Lower trading volumes in a security may result in a lower likelihood of an individual's orders being executed, and current prices
may differ significantly from the price one was quoted by the OTC Bulletin Board at the time of the order entry. Orders for OTC
Bulletin Board securities may be canceled or edited like orders for other securities. All requests to change or cancel an order
must be submitted to, received and processed by the OTC Bulletin Board. Due to the manual order processing involved in handling
OTC Bulletin Board trades, order processing and reporting may be delayed, and an individual may not be able to cancel or edit his
order. Consequently, one may not be able to sell shares of common stock at the optimum trading prices.
The dealer's spread (the difference between
the bid and ask prices) may be large and may result in substantial losses to the seller of securities on the OTC Bulletin Board
if the common stock or other security must be sold immediately. Further, purchasers of securities may incur an immediate "paper"

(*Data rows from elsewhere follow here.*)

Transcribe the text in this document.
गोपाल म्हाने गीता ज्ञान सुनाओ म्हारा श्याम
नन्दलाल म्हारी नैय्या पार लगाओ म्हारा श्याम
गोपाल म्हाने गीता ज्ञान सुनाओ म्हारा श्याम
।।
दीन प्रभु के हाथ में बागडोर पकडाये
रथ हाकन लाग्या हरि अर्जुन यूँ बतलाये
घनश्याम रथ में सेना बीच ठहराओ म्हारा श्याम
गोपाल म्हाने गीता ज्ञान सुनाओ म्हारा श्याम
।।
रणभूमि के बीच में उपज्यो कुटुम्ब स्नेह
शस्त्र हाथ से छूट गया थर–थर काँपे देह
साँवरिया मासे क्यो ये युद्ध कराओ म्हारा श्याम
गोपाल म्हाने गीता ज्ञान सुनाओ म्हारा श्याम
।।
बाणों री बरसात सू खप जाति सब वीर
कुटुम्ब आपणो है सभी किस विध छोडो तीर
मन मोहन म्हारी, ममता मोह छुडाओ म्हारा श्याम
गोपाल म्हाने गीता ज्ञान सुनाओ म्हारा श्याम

loss due to the price spread. Moreover, dealers trading on the OTC Bulletin Board may not have a bid price for securities bought
and sold through the OTC Bulletin Board. Due to the foregoing, demand for securities that are traded through the OTC Bulletin Board
may be decreased or eliminated.
We generated a net loss of $2,660,580 and a
gain of $155,833 before taxes for the year ended December 31, 2013 and 2012, respectively. We may be unable to continue as a going
concern.
Our consolidated financial statements have
been prepared on a going concern basis which assumes that we will be able to realize our assets and discharge our liabilities
in the normal course of business for the foreseeable future. We generated a consolidated net loss before taxes of $2,660,580 for
the year ended December 31, 2013 compared to a consolidated net gain before taxes of $155,833 during 2012. We realized a negative
cash flow operating activities of $445,891 during 2013 compared to $900,540 in 2012. At December 31, 2013, we had an accumulated
deficit of $42,759,864 and a working capital deficiency of $3,107,722 compared to an accumulated deficit of $40,251,993 and a
working capital deficiency of $2,337,776 at December 31, 2012. At December 31, 2013, we had a stockholders' deficit of $3,104,784
compared to a stockholders' deficit of $779,980 at December 31, 2012. Our ability to continue as a going-concern is in substantial
doubt as it is dependent on a number of factors including, but not limited to, our ability to generate profitable operations and
related positive cash-flow therefrom the receipt of continued financial support from our investors, our ability to market and
sell domain name assets for cash, our ability to raise equity or debt financing as we need it, and whether we will be able to
use our securities to meet certain of our liabilities as they become payable. The outcome of these matters is dependent on factors
outside of our control and cannot be predicted at this time.